Friday, 23 December 2011

FFS Friday



Dear Baby G


Sarah from Dear Baby G does a FFS Friday post that always makes me laugh, so I thought I'd join in this week. As this is the first time I've done this post these are things that have happened over the past few weeks.

I was going to the toilet one night when hubby comes racing in and swiftly closes the laundry door. When I finished on the toilet and asked him why he closed the door he said that I was weeing too loudly and he didn't want me to wake up the baby. FFS!


Bub was crying at around 3am, so hubby wakes me up to ask me if bub was okay. Seriously? I felt like saying, "yes, he's fine, he's just crying for the fun of it." So I get out of bed and then hubby asks if I want him to go check on bub.
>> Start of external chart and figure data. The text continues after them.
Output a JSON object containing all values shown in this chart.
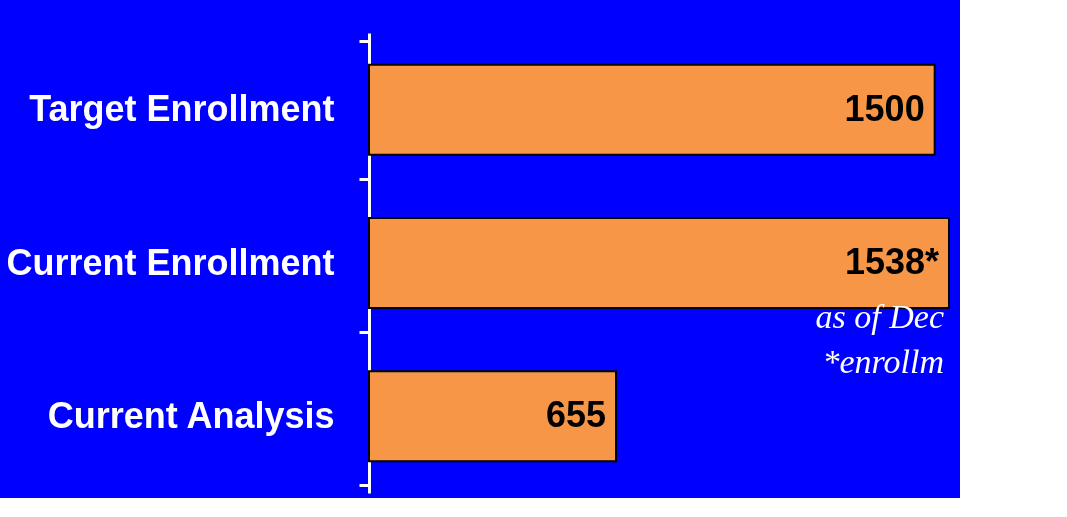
{
  "chart_data": {
    "type": "bar",
    "orientation": "horizontal",
    "categories": [
      "Target Enrollment",
      "Current Enrollment",
      "Current Analysis"
    ],
    "values": [
      1500,
      1538,
      655
    ],
    "value_labels": [
      "1500",
      "1538*",
      "655"
    ],
    "color": "#f79646",
    "annotations": [
      "as of Dec",
      "*enrollm"
    ],
    "grid": false
  }
}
Pity he didn't think of that before he woke me up. FFS.

The Parental In Laws came to stay recently. To my great distress I learned that they think walking around someone else's house half dressed is acceptable. The sight hurt my eyeballs. FFS!


As if seeing my MIL and FIL half dressed wasn't bad enough, my FIL decided to wear hubby's favourite aftershave. He'd put the aftershave on and then sit around the house topless. Imagine Jabba the Hutt and you get some idea of what he looked like. Now whenever hubby wears that aftershave I get a mental image of a topless FIL. FFS!
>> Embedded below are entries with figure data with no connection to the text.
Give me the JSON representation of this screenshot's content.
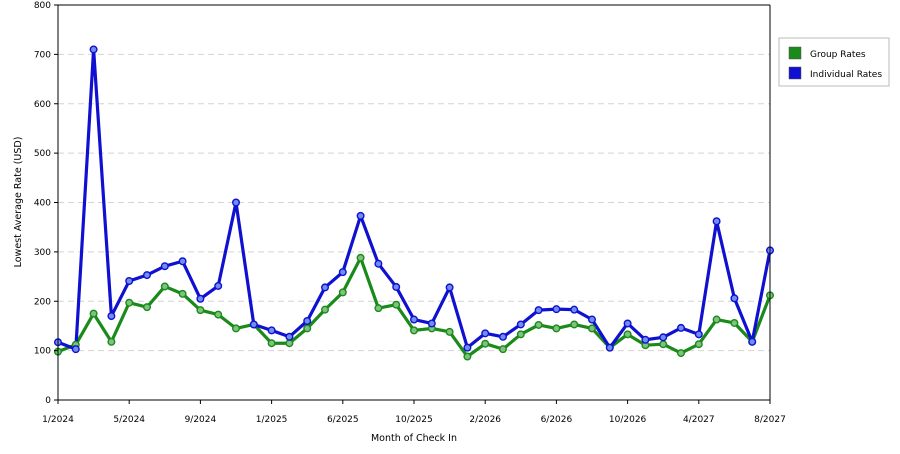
{
  "chart_data": {
    "type": "line",
    "xlabel": "Month of Check In",
    "ylabel": "Lowest Average Rate (USD)",
    "ylim": [
      0,
      800
    ],
    "yticks": [
      0,
      100,
      200,
      300,
      400,
      500,
      600,
      700,
      800
    ],
    "x_tick_labels": [
      "1/2024",
      "5/2024",
      "9/2024",
      "1/2025",
      "6/2025",
      "10/2025",
      "2/2026",
      "6/2026",
      "10/2026",
      "4/2027",
      "8/2027"
    ],
    "grid": "horizontal dashed",
    "legend_position": "right",
    "series": [
      {
        "name": "Group Rates",
        "color": "#1a8a1a",
        "values": [
          98,
          112,
          175,
          118,
          197,
          188,
          230,
          215,
          182,
          173,
          145,
          153,
          115,
          115,
          145,
          183,
          218,
          288,
          186,
          193,
          141,
          145,
          138,
          88,
          114,
          103,
          133,
          152,
          145,
          153,
          145,
          106,
          133,
          111,
          113,
          95,
          113,
          163,
          156,
          118,
          212
        ]
      },
      {
        "name": "Individual Rates",
        "color": "#1010d0",
        "values": [
          117,
          103,
          710,
          170,
          241,
          253,
          271,
          281,
          205,
          231,
          400,
          153,
          141,
          128,
          160,
          228,
          259,
          373,
          276,
          229,
          163,
          155,
          228,
          106,
          135,
          128,
          153,
          182,
          184,
          183,
          163,
          106,
          155,
          122,
          127,
          146,
          133,
          362,
          206,
          118,
          303
        ]
      }
    ]
  },
  "legend": {
    "group_label": "Group Rates",
    "individual_label": "Individual Rates"
  }
}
We have the brother in law and sister in law staying with us at the moment (and that's a FFS all on it's own). BIL decides to take a shower and hubby asks if he needs a towel. BIL replies he doesn't cause there is a towel in the bathroom that he'll use. Hubby points out that this is his towel and BIL says that's okay he'll use it anyway! Hubby tells him he's not willing to share a towel with him and gets him his own towel. FFS!
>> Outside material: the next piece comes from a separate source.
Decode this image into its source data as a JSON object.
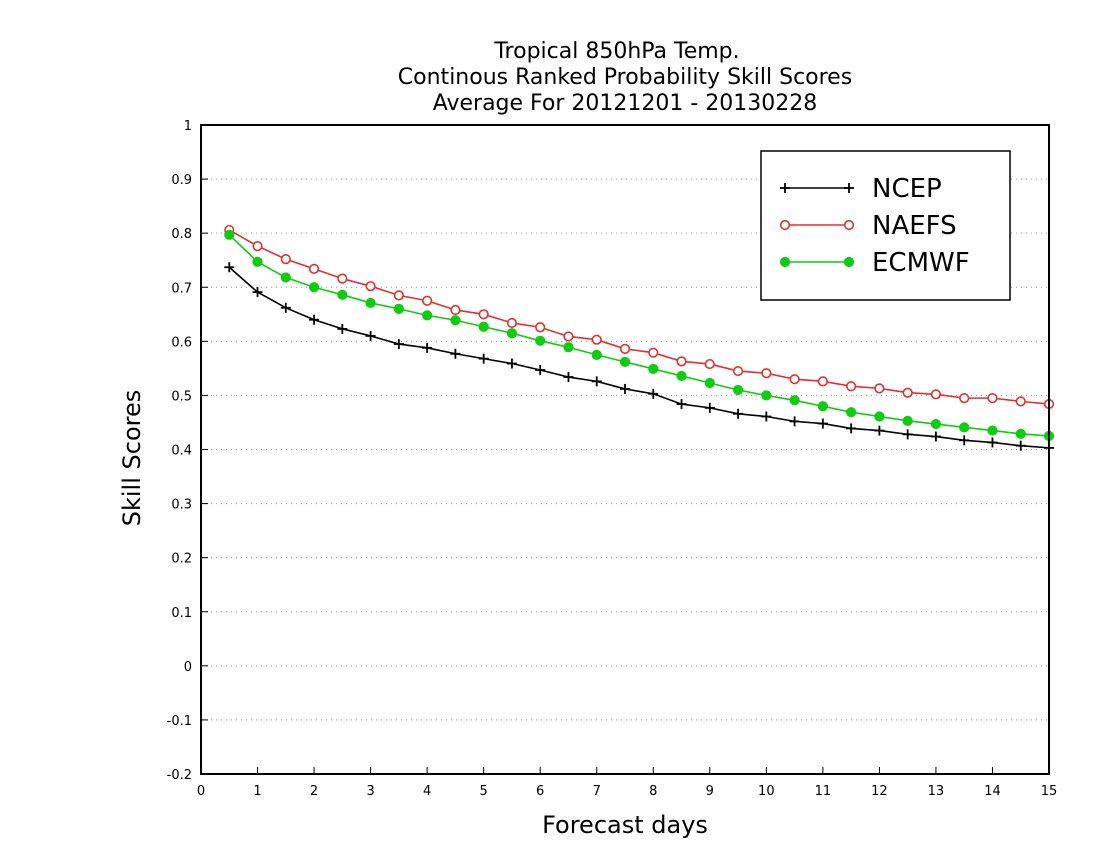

At 1pm BIL takes a shower. At 7.30pm hubby goes to take a shower and discovers that we have no hot water. BIL helpfully tells us that we had no hot water at 1pm. FFS!


Hubby was cutting up things in the kitchen and I hear a gasp. He'd sliced his finger open with the knife. I watch him take the knife he's just cut himself with and put it in the dish rack with all the dishes that I'd just washed. When I told him to put it with the dirty dishes he told me he'd only sliced his finger with it. FFS!